Quote:
Originally Posted by Wavytone
You should try again now that I've fixed the collimation. It was quite close but not quite perfect at 450X and I thought leave well enough alone. But last Saturday I broke out the screwdriver and tweaked it, ever so gently. All it took was barely crack 1 screw, perhaps 1/10th of a turn or less.
Now that it's spot on I can say a Strehl of 97% is quite something to behold, and I was quite surprised at just how much difference that tweak made at really high powers on close multiple stars and planets.

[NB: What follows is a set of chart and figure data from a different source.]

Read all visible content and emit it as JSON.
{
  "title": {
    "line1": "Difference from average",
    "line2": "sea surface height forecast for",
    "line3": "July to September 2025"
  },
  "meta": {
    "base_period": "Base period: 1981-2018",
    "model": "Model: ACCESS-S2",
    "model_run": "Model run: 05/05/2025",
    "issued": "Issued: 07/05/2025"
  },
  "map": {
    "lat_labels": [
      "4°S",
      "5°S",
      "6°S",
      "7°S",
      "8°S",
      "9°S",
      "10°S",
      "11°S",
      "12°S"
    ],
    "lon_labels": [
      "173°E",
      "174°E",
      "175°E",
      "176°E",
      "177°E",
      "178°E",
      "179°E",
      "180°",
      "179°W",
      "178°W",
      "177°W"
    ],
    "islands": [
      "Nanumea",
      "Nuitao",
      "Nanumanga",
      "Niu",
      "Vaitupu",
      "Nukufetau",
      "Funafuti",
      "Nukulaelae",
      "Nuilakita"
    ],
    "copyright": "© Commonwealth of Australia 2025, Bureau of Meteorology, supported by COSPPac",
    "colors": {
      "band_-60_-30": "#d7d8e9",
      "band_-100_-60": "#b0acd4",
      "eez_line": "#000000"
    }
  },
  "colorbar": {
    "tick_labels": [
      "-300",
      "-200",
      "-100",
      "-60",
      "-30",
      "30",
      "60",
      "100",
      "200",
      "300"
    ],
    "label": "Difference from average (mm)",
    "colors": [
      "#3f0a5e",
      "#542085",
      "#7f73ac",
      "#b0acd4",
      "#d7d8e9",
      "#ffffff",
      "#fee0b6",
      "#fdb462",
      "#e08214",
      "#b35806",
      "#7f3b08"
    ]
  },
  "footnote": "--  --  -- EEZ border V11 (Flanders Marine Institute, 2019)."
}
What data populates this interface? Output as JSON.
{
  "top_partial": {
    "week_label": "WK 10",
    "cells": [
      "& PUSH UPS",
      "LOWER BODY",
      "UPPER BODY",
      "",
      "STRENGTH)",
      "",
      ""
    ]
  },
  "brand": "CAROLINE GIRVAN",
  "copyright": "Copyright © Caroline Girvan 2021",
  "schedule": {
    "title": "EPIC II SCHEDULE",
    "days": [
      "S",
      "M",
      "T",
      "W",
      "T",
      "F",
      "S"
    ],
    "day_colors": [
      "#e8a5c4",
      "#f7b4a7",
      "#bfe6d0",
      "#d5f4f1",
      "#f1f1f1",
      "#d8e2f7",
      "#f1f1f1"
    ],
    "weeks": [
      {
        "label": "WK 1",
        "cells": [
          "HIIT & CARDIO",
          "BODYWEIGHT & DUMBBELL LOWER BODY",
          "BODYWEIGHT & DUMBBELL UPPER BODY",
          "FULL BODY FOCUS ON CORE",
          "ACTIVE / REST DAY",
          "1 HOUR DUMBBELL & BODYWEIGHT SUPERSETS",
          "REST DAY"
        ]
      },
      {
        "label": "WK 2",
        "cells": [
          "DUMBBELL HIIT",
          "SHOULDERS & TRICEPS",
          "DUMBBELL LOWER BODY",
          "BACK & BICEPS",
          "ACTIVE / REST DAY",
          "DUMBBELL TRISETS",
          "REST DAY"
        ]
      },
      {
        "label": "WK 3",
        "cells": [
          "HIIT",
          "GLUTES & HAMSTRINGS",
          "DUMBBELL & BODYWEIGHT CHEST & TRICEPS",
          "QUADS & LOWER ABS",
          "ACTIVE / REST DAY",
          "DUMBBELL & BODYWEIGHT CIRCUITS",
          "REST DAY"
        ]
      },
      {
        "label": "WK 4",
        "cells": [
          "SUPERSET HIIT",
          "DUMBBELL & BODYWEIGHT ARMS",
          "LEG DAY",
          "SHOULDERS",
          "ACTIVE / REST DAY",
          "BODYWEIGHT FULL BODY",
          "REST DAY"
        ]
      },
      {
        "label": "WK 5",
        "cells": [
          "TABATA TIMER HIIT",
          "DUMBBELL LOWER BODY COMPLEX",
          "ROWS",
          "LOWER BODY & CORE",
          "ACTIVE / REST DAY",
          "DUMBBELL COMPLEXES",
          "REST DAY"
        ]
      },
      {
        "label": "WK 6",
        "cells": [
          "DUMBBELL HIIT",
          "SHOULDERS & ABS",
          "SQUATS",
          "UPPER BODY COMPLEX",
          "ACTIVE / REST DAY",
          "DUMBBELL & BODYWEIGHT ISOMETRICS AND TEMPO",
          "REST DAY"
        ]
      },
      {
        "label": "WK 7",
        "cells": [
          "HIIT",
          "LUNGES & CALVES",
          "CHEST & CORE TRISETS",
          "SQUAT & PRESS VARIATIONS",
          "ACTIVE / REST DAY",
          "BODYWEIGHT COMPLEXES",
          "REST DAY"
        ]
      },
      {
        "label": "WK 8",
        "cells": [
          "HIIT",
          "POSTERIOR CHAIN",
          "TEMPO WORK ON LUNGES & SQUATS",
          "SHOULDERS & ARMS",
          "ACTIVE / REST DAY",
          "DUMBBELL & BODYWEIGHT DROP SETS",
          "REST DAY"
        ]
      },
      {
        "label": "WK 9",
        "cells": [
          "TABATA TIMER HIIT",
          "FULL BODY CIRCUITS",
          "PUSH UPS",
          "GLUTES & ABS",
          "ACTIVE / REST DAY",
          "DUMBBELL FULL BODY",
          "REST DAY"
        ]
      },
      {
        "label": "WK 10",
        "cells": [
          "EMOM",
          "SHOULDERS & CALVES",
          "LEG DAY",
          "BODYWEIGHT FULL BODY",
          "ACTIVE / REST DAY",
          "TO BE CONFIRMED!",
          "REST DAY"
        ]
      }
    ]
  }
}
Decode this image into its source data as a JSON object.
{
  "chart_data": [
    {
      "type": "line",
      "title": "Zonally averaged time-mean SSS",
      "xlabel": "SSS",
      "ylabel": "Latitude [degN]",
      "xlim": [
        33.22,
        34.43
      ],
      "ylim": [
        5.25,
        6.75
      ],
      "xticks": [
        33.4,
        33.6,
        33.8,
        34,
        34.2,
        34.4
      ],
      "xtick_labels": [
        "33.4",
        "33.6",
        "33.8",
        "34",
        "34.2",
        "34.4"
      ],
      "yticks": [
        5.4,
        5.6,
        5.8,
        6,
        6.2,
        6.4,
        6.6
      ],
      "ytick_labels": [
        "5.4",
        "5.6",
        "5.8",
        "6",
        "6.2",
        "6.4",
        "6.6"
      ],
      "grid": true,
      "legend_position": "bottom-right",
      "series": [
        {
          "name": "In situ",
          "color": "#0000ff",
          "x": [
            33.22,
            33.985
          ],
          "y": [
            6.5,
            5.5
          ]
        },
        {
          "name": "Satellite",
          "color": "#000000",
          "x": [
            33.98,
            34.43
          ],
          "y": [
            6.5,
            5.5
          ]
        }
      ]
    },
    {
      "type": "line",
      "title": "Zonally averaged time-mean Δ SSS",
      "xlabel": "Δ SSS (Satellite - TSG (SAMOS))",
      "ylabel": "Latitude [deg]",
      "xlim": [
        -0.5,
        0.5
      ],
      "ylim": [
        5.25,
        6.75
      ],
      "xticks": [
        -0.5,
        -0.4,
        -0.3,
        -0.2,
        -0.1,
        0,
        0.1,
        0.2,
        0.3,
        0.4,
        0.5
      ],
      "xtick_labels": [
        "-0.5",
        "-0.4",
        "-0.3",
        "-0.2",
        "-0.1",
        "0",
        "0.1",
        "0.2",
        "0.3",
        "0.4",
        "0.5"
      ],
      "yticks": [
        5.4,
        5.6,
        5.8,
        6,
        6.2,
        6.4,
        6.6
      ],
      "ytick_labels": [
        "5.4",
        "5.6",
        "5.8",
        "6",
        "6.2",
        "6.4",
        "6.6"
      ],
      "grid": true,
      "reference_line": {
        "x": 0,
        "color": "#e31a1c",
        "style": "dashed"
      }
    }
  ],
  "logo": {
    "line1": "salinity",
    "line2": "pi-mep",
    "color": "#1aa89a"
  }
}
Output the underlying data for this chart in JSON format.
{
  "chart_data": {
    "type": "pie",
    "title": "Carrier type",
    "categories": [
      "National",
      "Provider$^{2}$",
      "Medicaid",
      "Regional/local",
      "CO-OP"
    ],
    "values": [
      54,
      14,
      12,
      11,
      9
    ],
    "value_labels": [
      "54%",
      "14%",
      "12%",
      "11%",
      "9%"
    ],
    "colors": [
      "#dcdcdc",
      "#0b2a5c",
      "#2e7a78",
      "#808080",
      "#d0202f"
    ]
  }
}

Something else also stood out looking at the moons of Jupiter and Saturn - even in poor to average seeing its quite easy to identify those that are moons and not stars. Jupiters moons are resolved nicely... Saturns are harder.
Compiling a list of close double stars to see how it fares near Dawes limit.
FWIW I have a nice 8" f/9 mirror with a fine figure in storage, never used.... I think that's going to be up for sale soon.
|
Wavy...
Collimation...Thats actually a bigger problem than most realise with SCTs and even less frequently Maksutovs
One of the main reasons otherwise good SCTs get bad raps..usually the owners fault ..some are even sold way out of collimation to the unwary, only to be cursed and resold within months..
They all screem foul about the ordinary images, and thats one bad reputation they unfairly hold ..bad images that should not be in most cases...Ive had some really good ones...Collimation and cooling is a must otherwise they will perform poorly.
PS: Wonder if Synta SW or Celestron will ever release a big Maksutov over 200mm , they had one 305mm in testing ..what happened to that!